Jan en Kees houden zich de buik vast. Natuurlijk kijkt de verstoorde vader rond, maar laat hij de daders maar eens zoeken! Die tippelen verder, tuk op nieuwe avonturen.
Het strand ligt vol met papieren zakken en andere rommel. Kees raapt een grote zak op en vult die met zand.
„Wat ga je daarmee uitvoeren?” vraagt Jan benieuwd.
„Wacht maar!” en Kees schudt geheimzinnig het hoofd
Hij haalt een eind touw uit zijn broekzak en bindt dat om de sluiting van het papieren ding. Je zou denken, dat het een zak suiker of soda is, zoals de kruidenier ze aflevert.
„Ik wou, dat er koekjes in zaten!” zegt Jan.
„Ja, dat wou ik ook wel,” antwoordt Kees, „maar we kunnen d’r toch genoeg pret mee hebben!”
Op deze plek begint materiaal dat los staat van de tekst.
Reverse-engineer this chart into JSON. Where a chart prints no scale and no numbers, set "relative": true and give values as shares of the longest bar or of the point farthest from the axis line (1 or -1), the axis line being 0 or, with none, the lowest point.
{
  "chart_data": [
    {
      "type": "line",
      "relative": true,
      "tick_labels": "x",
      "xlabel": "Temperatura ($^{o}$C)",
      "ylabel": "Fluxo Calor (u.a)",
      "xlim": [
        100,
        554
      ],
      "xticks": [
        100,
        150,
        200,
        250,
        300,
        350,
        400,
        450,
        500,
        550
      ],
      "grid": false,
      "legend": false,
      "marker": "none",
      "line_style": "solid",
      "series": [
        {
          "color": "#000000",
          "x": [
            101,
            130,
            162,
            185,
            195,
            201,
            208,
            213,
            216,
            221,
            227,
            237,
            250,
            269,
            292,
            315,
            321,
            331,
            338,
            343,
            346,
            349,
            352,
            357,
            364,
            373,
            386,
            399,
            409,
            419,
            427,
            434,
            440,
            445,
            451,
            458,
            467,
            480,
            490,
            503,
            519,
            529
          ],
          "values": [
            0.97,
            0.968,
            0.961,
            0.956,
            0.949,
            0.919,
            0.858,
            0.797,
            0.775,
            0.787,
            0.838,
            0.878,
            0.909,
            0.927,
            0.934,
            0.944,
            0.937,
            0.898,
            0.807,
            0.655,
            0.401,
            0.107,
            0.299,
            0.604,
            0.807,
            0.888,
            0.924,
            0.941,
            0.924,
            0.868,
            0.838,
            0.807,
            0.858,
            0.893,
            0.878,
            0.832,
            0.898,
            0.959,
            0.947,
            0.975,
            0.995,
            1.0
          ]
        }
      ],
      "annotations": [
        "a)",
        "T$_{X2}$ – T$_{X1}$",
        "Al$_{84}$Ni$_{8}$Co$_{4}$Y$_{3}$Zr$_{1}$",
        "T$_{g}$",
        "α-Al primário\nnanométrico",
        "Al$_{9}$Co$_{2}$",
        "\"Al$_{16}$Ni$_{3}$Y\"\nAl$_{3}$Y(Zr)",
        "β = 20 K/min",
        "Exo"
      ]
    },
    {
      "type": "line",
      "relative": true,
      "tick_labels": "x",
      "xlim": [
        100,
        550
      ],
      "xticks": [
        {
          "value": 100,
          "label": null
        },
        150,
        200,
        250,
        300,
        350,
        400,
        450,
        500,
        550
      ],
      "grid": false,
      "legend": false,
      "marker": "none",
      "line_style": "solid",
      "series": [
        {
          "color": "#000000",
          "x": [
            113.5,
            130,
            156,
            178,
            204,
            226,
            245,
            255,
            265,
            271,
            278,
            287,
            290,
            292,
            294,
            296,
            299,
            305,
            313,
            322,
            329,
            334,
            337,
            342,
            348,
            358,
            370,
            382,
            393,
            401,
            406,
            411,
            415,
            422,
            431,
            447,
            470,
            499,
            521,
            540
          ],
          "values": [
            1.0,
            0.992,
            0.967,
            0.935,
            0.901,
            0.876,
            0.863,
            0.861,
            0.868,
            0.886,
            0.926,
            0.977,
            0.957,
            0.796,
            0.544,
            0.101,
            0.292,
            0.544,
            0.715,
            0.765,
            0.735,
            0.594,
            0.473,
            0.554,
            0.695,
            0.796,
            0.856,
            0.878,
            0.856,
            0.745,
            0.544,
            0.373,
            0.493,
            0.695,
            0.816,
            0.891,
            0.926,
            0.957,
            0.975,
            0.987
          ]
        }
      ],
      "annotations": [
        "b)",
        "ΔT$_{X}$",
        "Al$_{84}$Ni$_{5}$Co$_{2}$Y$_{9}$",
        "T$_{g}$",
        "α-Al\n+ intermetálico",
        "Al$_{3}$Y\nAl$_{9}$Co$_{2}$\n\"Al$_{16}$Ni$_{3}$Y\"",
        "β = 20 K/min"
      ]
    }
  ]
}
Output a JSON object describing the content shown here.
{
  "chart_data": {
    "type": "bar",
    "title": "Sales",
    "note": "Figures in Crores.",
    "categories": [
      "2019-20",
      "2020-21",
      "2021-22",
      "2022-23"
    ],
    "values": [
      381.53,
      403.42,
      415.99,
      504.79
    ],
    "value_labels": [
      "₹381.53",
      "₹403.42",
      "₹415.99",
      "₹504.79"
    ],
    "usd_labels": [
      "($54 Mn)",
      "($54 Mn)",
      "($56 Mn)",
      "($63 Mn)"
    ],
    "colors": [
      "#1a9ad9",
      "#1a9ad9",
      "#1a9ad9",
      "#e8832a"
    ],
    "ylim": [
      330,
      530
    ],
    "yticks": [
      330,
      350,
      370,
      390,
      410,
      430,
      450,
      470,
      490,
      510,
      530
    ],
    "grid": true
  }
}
Daar zit een meneer alleen in een strandstoel te dromen. De jongens kijken uit de verte naar hem. Hij heeft een grote, statige snor, die hij met tussenpozen trots opstrijkt. Heel omzichtig sluipen Jan en Kees achter de stoel van de meneer. Dan kruipt Kees op zijn knieën tot vlak bij de zijkant van de stoel en legt daar de volle, zware zak neer. Het touwtje houdt hij in zijn hand en gaat daarna weer een eind achteruit. Als de man maar even naar beneden kijkt, langs zijn benen, moet hij de zak zien. Lange tijd liggen de jongens te wachten, zonder dat er iets gebeurt. De meneer is misschien gaan slapen.
„Hij ziet niks!” fluistert Jan zijn kameraadje in ’t oor.
„Wacht maar!” verzekert deze en het blijkt, dat Kees gelijk heeft.